In der Regel ist der erste Schritt die Registrierung. Der Markenschutz wird mit der Anmeldung und der Eintragung in das Markenregister beim Deutschen Patent- und Markenamt in Gang gesetzt. Dabei ist der Markenschutz in Deutschland rechtlich auf einen Zeitraum von 10 Jahren beschränkt und vor Ablauf dieser Frist sollte ein Verlängerungsantrag gestellt werden, damit das Kennzeichen nicht von Unberechtigten in Anspruch genommen werden kann. Das Prioritätsprinzip bestimmt in Deutschland die Marke. Wer diese zuerst anmeldet kann das Schutzrecht erlangen.

Was ist schützenswert?

Neben Bildern und Wörtern können auch Zahlen, Buchstaben, Slogans, Verpackungen und Farben geschützt werden, die nebeneinander das Produkt bezeichnen. Zudem kann das Produkt in seiner spezifischen Gestaltung und Bauweise geschützt werden. Hier ist größte Sorgfalt wichtig und es lohnt sich einen Spezialisten im Bereich des Patent- und Technikrecht mit der Eintragung zu beauftragen. Nähere Informationen und weiteres Fachwissen findet sich unter www.markenpatent.de

Geltungsbereich des Markenschutz

Generell gilt der Markenschutz einer im deutschen Markenregister eingetragenen Marke nur in dem Gebiete der Bundesrepublik Deutschland.
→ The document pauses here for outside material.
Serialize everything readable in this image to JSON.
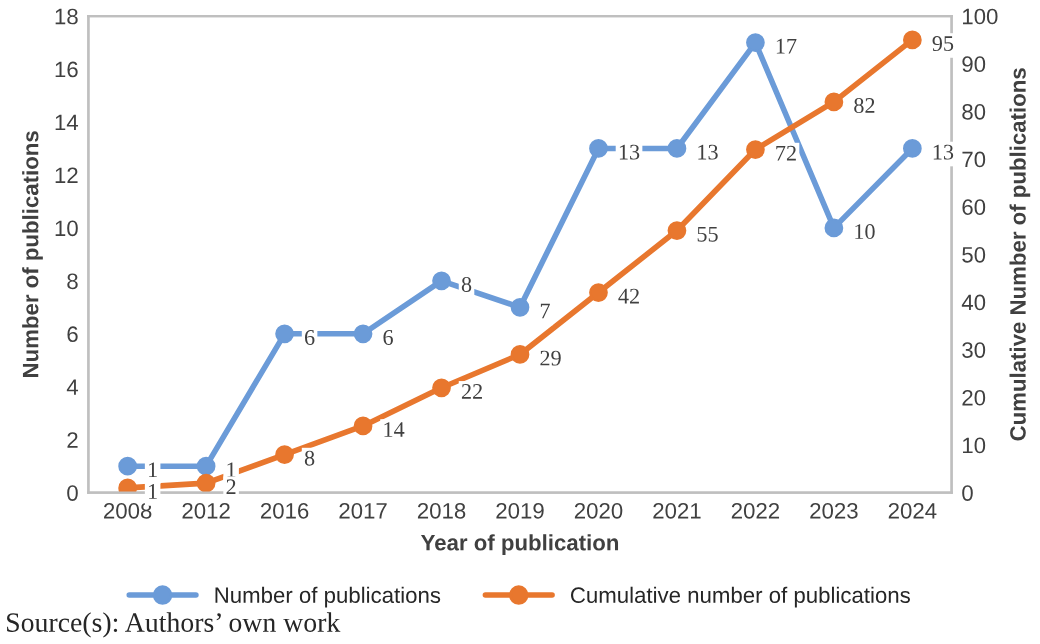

Es ist aber möglich, den Schutz auf der Basis des deutschen Eintrages auch in andere Länder auszudehnen. Das ist vor allem wichtig, wenn es sich um technische Produkte handelt, die weltweit vertrieben werden sollen. Auch hier gilt das Prioritätsprinzip, weshalb es wirtschaftlich sinnvoll ist, die Marke in allen Ländern, in denen sie präsent sein soll auch anzumelden. Hier bietet die Europäische Union die Möglichkeit, die Marke als “Gemeinschaftsmarke” eintragen zu lassen, sodass der Markenschutz in allen Mitgliedstaaten erlangt werden kann.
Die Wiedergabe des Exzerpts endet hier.